COLUMN
SWX総研
先日、日経新聞に以下の記事が掲載されました。
■日本の「熱意ある社員」5% 世界は最高、広がる差https://www.nikkei.com/article/DGXZQOUF131HN0T10C23A6000000/
日本はGDPで世界3位を誇る経済大国なのに、「社員に熱意がない」や「エンゲージメントが低い」など人の”気持ち”を測定する調査では、最低点を叩き出し続けています。

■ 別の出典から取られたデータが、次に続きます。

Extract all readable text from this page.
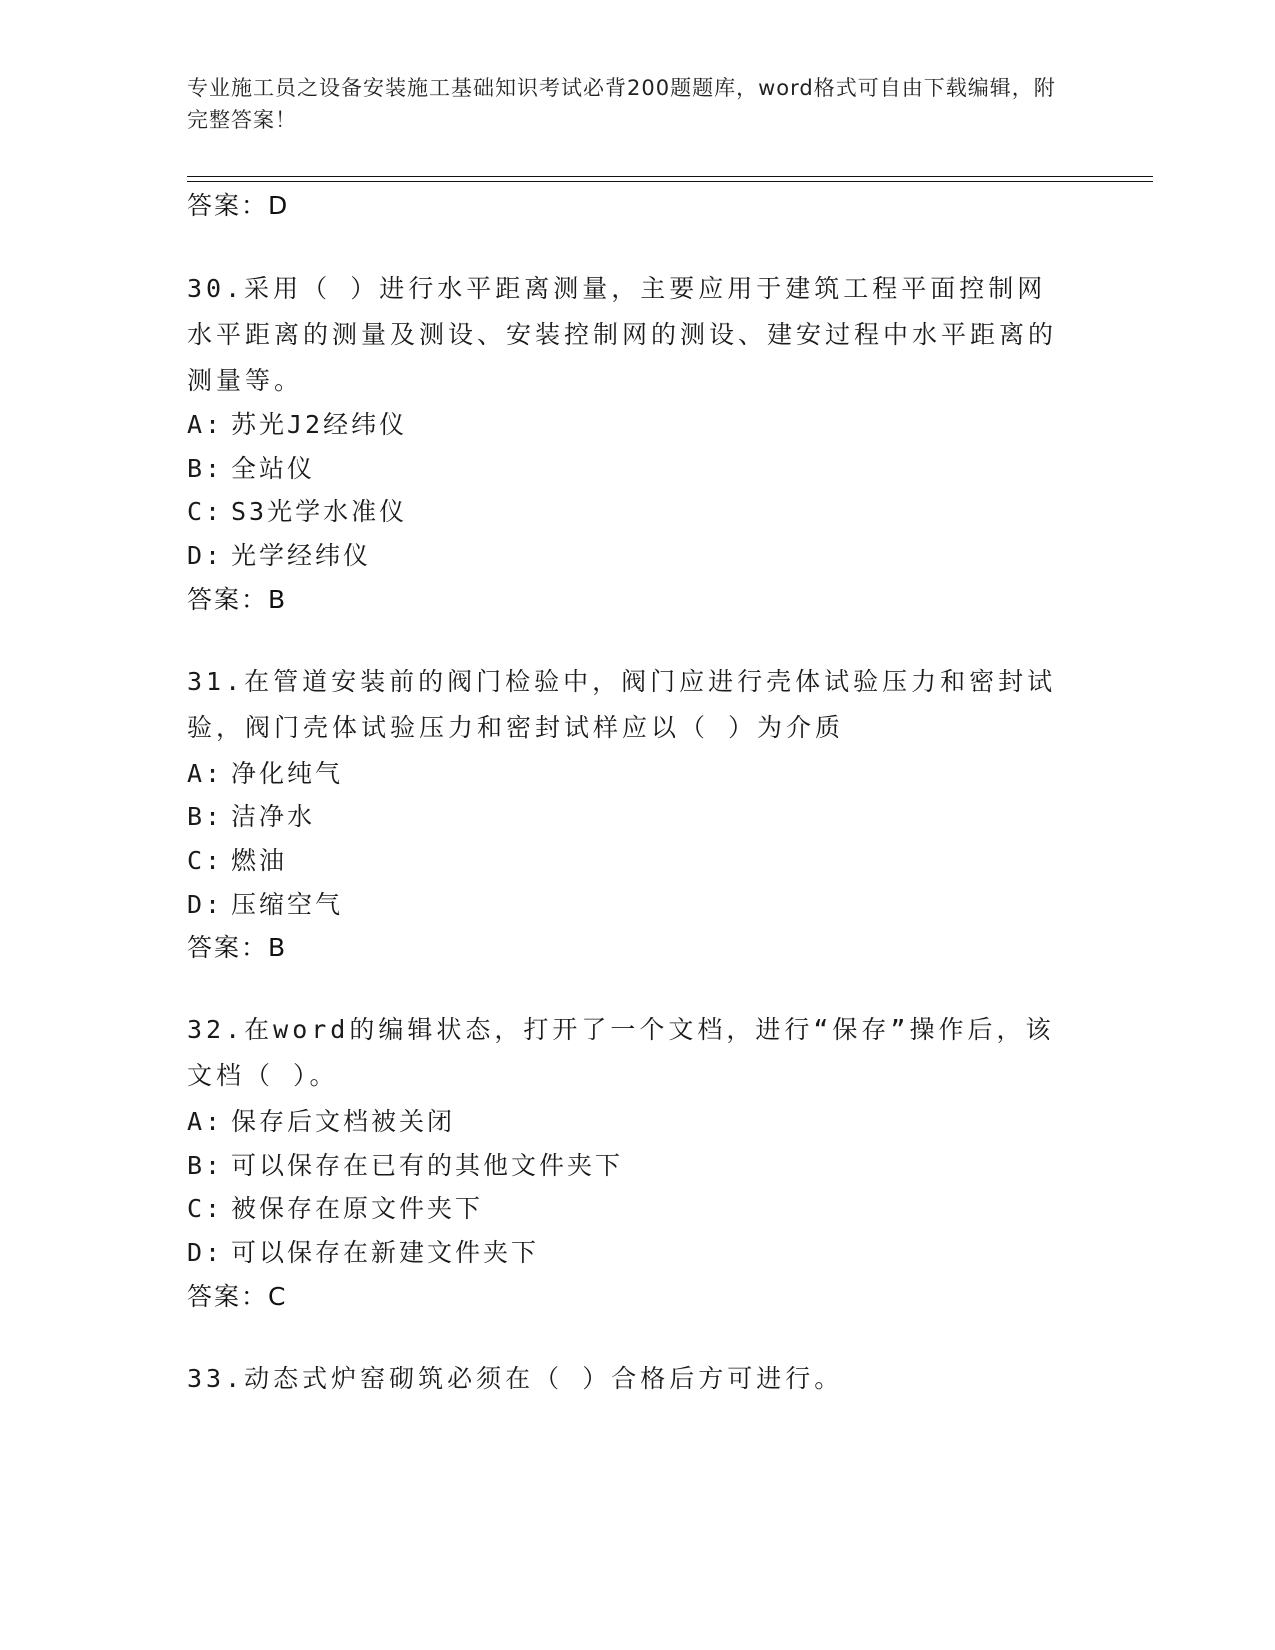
专业施工员之设备安装施工基础知识考试必背200题题库，word格式可自由下载编辑，附完整答案！
答案：D
30.采用（ ）进行水平距离测量，主要应用于建筑工程平面控制网水平距离的测量及测设、安装控制网的测设、建安过程中水平距离的测量等。
A: 苏光J2经纬仪
B: 全站仪
C: S3光学水准仪
D: 光学经纬仪
答案：B
31.在管道安装前的阀门检验中，阀门应进行壳体试验压力和密封试验，阀门壳体试验压力和密封试样应以（ ）为介质
A: 净化纯气
B: 洁净水
C: 燃油
D: 压缩空气
答案：B
32.在word的编辑状态，打开了一个文档，进行“保存”操作后，该文档（ ）。
A: 保存后文档被关闭
B: 可以保存在已有的其他文件夹下
C: 被保存在原文件夹下
D: 可以保存在新建文件夹下
答案：C
33.动态式炉窑砌筑必须在（ ）合格后方可进行。
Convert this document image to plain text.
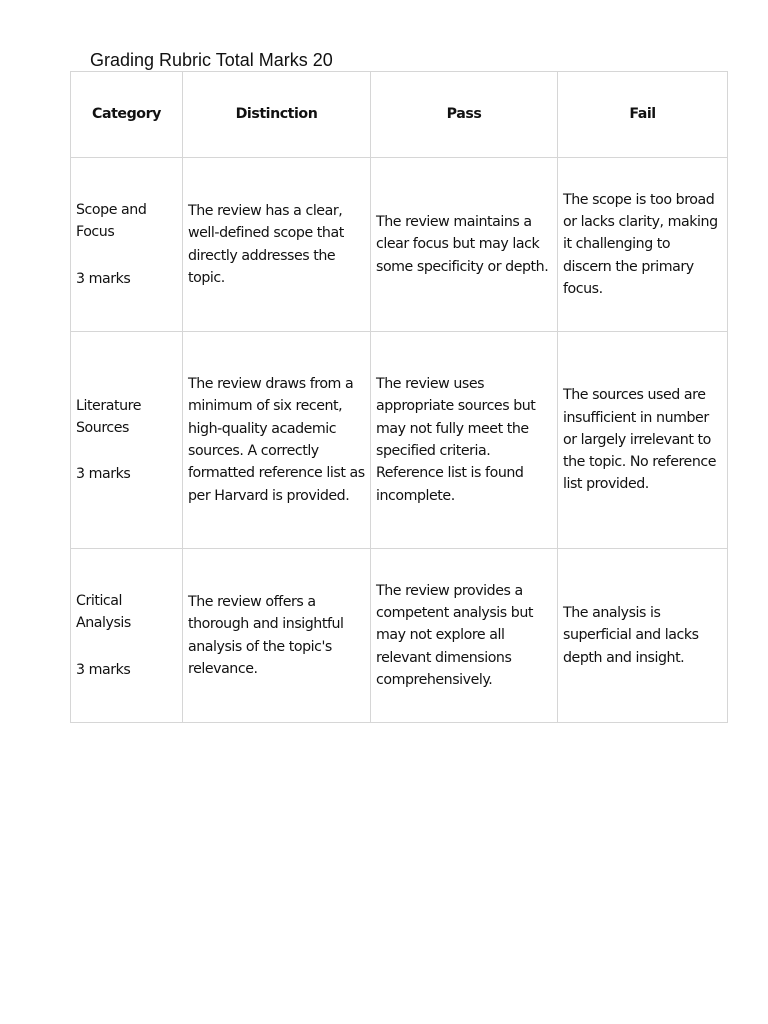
Grading Rubric Total Marks 20
Category	Distinction	Pass	Fail

Scope and Focus
3 marks	The review has a clear, well-defined scope that directly addresses the topic.	The review maintains a clear focus but may lack some specificity or depth.	The scope is too broad or lacks clarity, making it challenging to discern the primary focus.

Literature Sources
3 marks	The review draws from a minimum of six recent, high-quality academic sources. A correctly formatted reference list as per Harvard is provided.	The review uses appropriate sources but may not fully meet the specified criteria. Reference list is found incomplete.	The sources used are insufficient in number or largely irrelevant to the topic. No reference list provided.

Critical Analysis
3 marks	The review offers a thorough and insightful analysis of the topic's relevance.	The review provides a competent analysis but may not explore all relevant dimensions comprehensively.	The analysis is superficial and lacks depth and insight.
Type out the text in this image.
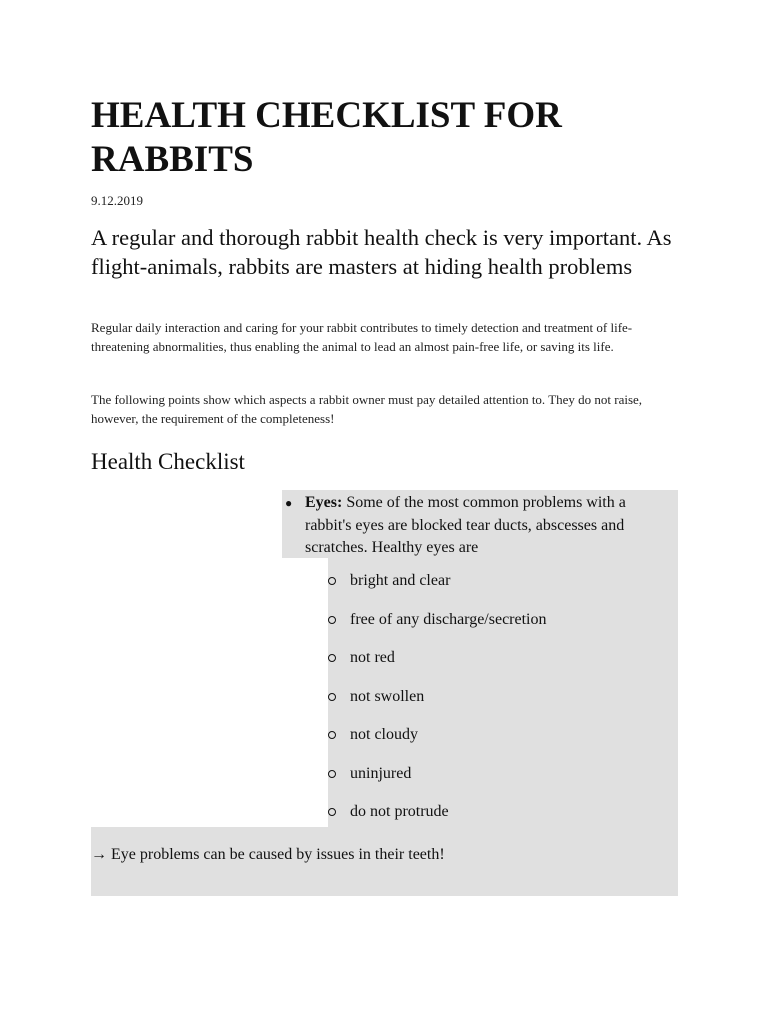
HEALTH CHECKLIST FOR RABBITS

9.12.2019

A regular and thorough rabbit health check is very important. As flight-animals, rabbits are masters at hiding health problems

Regular daily interaction and caring for your rabbit contributes to timely detection and treatment of life-threatening abnormalities, thus enabling the animal to lead an almost pain-free life, or saving its life.

The following points show which aspects a rabbit owner must pay detailed attention to. They do not raise, however, the requirement of the completeness!

Health Checklist
● Eyes: Some of the most common problems with a rabbit's eyes are blocked tear ducts, abscesses and scratches. Healthy eyes are
bright and clear
free of any discharge/secretion
not red
not swollen
not cloudy
uninjured
do not protrude
→ Eye problems can be caused by issues in their teeth!
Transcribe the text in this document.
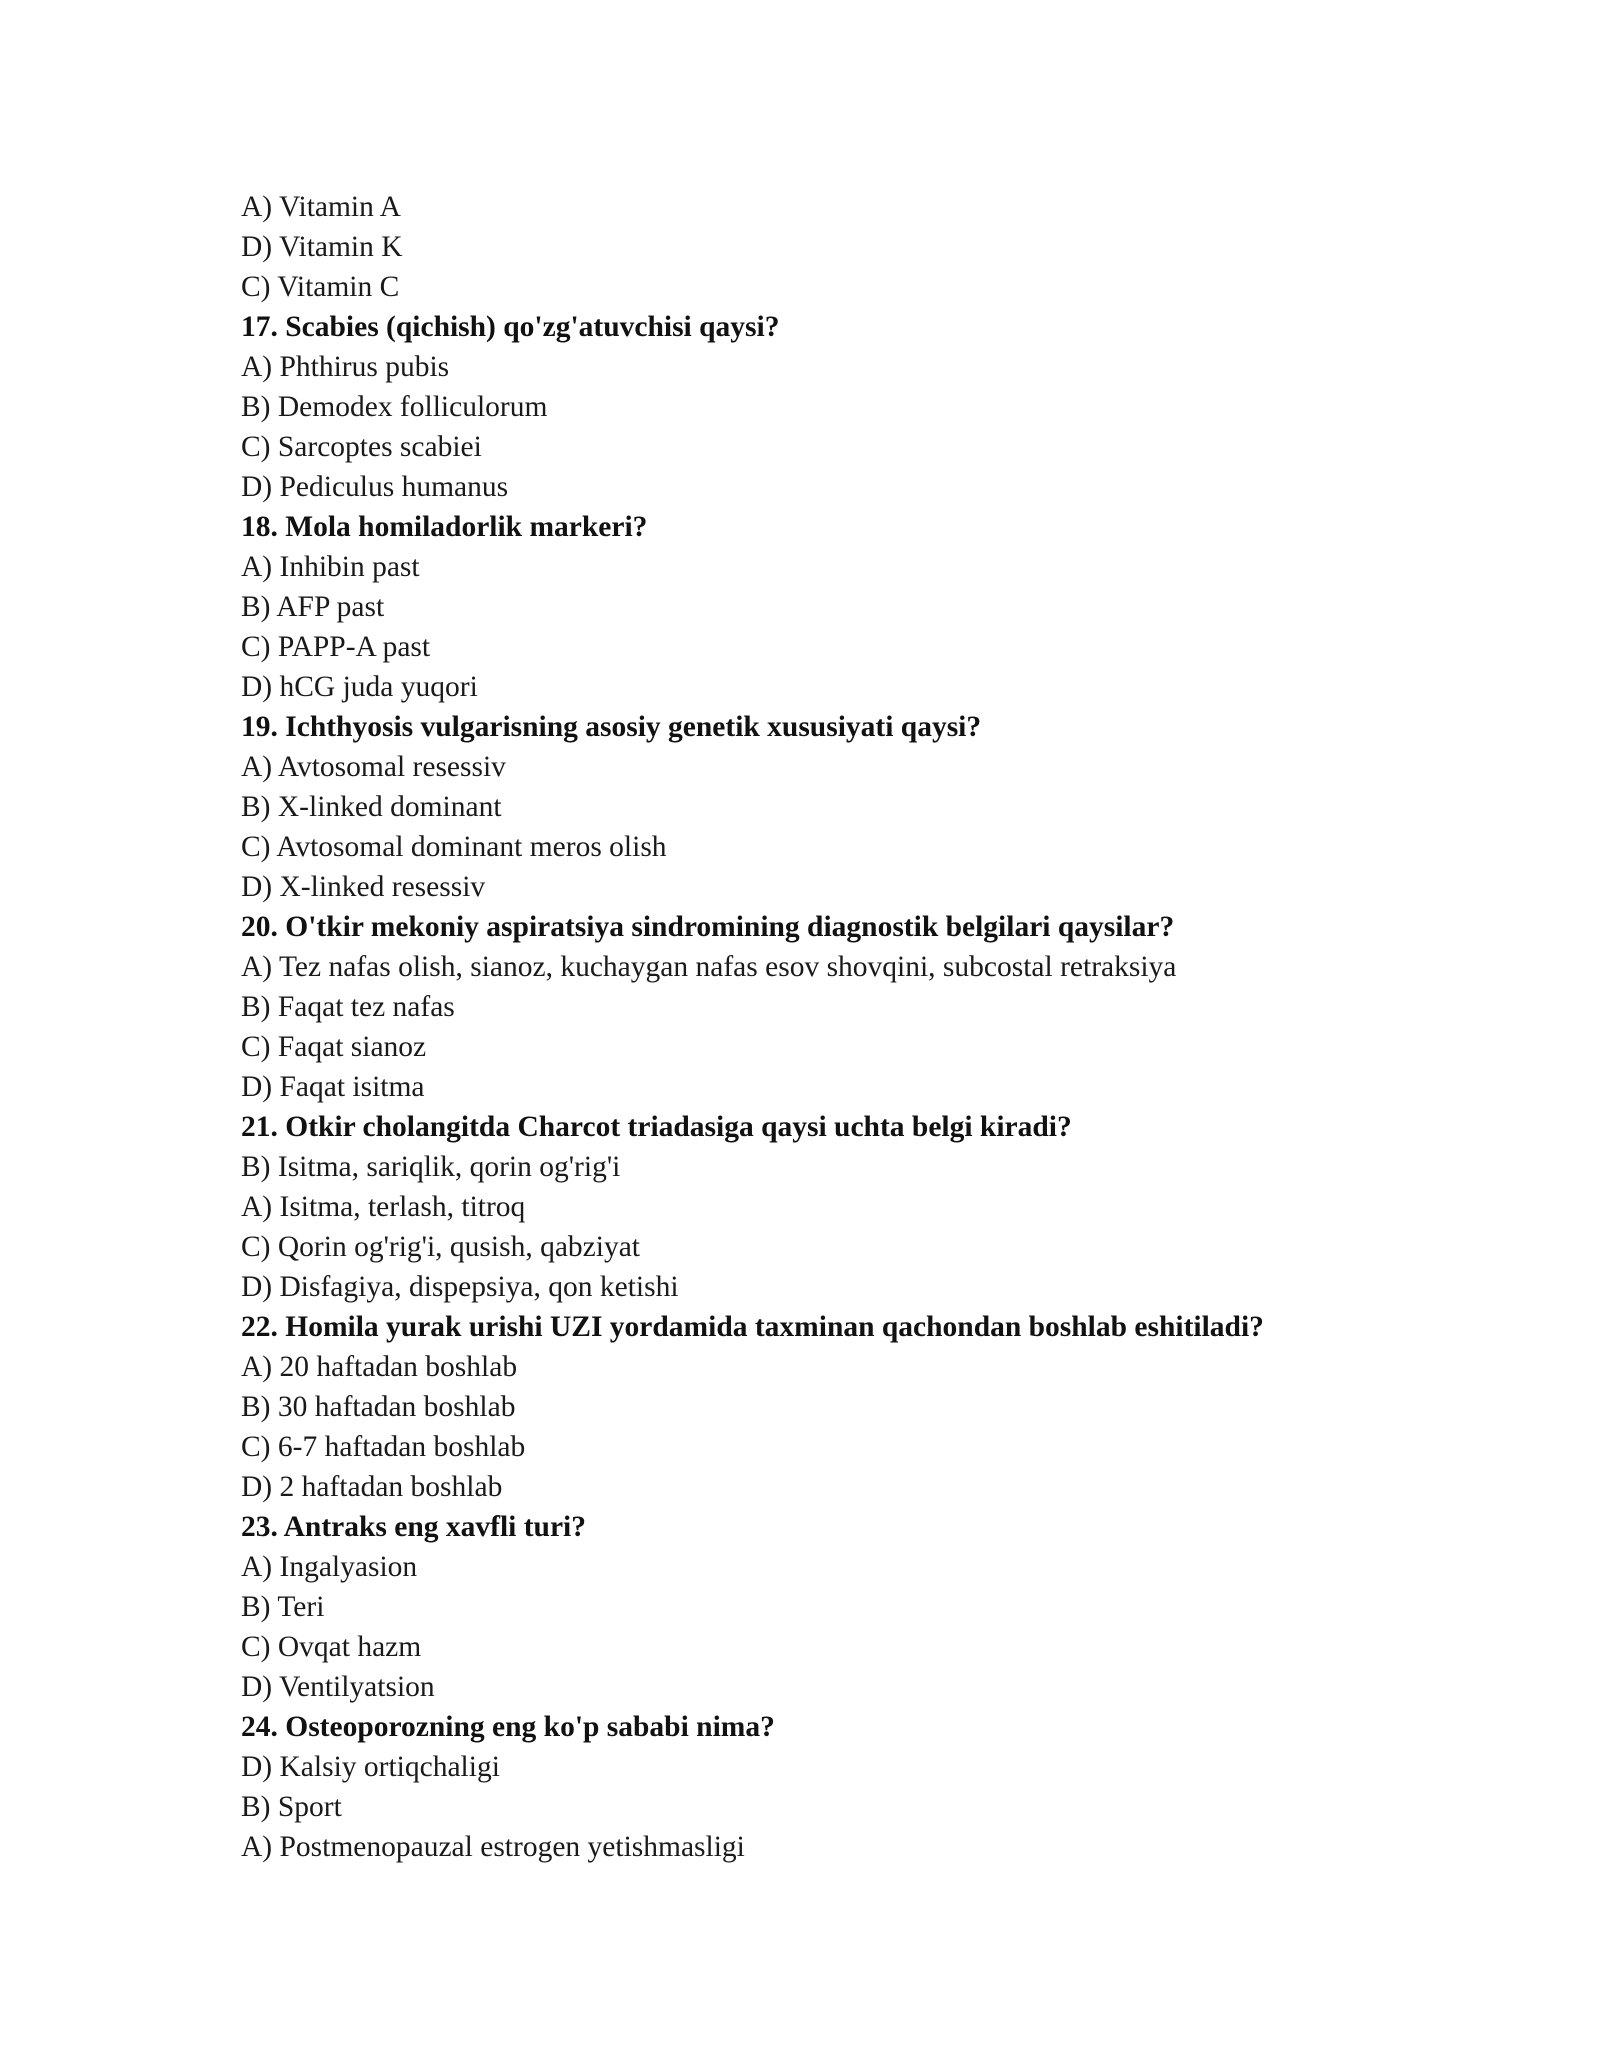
A) Vitamin A
D) Vitamin K
C) Vitamin C
17. Scabies (qichish) qo'zg'atuvchisi qaysi?
A) Phthirus pubis
B) Demodex folliculorum
C) Sarcoptes scabiei
D) Pediculus humanus
18. Mola homiladorlik markeri?
A) Inhibin past
B) AFP past
C) PAPP-A past
D) hCG juda yuqori
19. Ichthyosis vulgarisning asosiy genetik xususiyati qaysi?
A) Avtosomal resessiv
B) X-linked dominant
C) Avtosomal dominant meros olish
D) X-linked resessiv
20. O'tkir mekoniy aspiratsiya sindromining diagnostik belgilari qaysilar?
A) Tez nafas olish, sianoz, kuchaygan nafas esov shovqini, subcostal retraksiya
B) Faqat tez nafas
C) Faqat sianoz
D) Faqat isitma
21. Otkir cholangitda Charcot triadasiga qaysi uchta belgi kiradi?
B) Isitma, sariqlik, qorin og'rig'i
A) Isitma, terlash, titroq
C) Qorin og'rig'i, qusish, qabziyat
D) Disfagiya, dispepsiya, qon ketishi
22. Homila yurak urishi UZI yordamida taxminan qachondan boshlab eshitiladi?
A) 20 haftadan boshlab
B) 30 haftadan boshlab
C) 6-7 haftadan boshlab
D) 2 haftadan boshlab
23. Antraks eng xavfli turi?
A) Ingalyasion
B) Teri
C) Ovqat hazm
D) Ventilyatsion
24. Osteoporozning eng ko'p sababi nima?
D) Kalsiy ortiqchaligi
B) Sport
A) Postmenopauzal estrogen yetishmasligi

また、エンゲージメントの調査も世界平均は右肩上がりで上昇しているにも関わらず、日本は4年連続5%という結果です。世界の企業がエンゲージメント経営に注力しているのに、日本だけはまだ関心が低い状態だと言わざるを得ません。
社員のエンゲージメントが、生産性向上に影響があることは学術的にも証明されているのに、なぜ日本はエンゲージメントに関心が低いのでしょうか。
そもそもエンゲージメントとは、「自発的に会社の成果に貢献したい」と思うことを指します。当たり前ですが、「言われたことしかやりたくない・やらない」と思う社員が多い企業と、エンゲージメントが高く「もっと良くなることを考えたい・もっと成長したい」と考える社員が多い企業とでは売り上げや付加価値に大きな差が生まれます。また、離職者数やコストも下がることになるので、経営にとってはとても重要な要素となることは明らかです。
しかし、日本は社員の”気持ち”のような曖昧で目に見えないものへの投資を避ける傾向があるのではないでしょうか?
「投資対効果が見えない」という言い訳の裏には、以下のような考えが見え隠れするように思えます。
「社員に投資をしても売り上げの増加などのリターンがあると思えない(社員を信じていない)」
「人件費はコストであり、これ以上社員にコストをかけたくない(社員は投資対象ではなくコストである)」
「上司部下等の組織の階級格差やルールがある中で、新しいことを取り入れる際に社員を説得することができない(社員の意識を変えられるほどの信念がない)」
もちろん、投資対効果は投資の基本ですが、「いくら儲かる」「いくら削減できる」という”お金”に換算できないものは全て投資対象外である、という考え方には疑問を感じます。
お金に換算できれば、判断基準は明確になるため、意志決定はより簡単で、誰でも判断できます。しかし、この「誰でもできる意志決定」は”お金”という世間共通の一般的な判断軸でしかないため「経営者じゃなくてもできる」、「社外の人でもできる」簡易的な意志決定に他なりません。
より高度な意志決定とは、経営者自身の信念に根ざした判断軸や、学術的な理論から自分で効果を予測して行う意志決定であり、そこに会社の信念や意志や文化が現れ、自社の独自性を生み出したり、他社にはない差別化や特徴を生み出すことができるものです。
よくリベラルアーツが高度人材育成には絶対に必要だと言えるのは、このような高度な意志決定をする際に、リベラルな知識を武器にすると判断軸の広がりをもつことができるからだと考えます。
私たちの向き合うサービス産業は、業務効率化だけではなく、お客様へのサービスに関わる様々な「付加価値」を生産する必要があります。そのためには、明らかに「言われたことしかやらない社員」しかいない店舗ではなく、「自発的にお客様に対して貢献する社員」が多い店舗が人気店になることは自明です。だからこそ、積極的に「エンゲージメント経営」へのシフトをやり遂げて、日本を代表する産業として、人材力によって生産性を高めてほしいと思っています。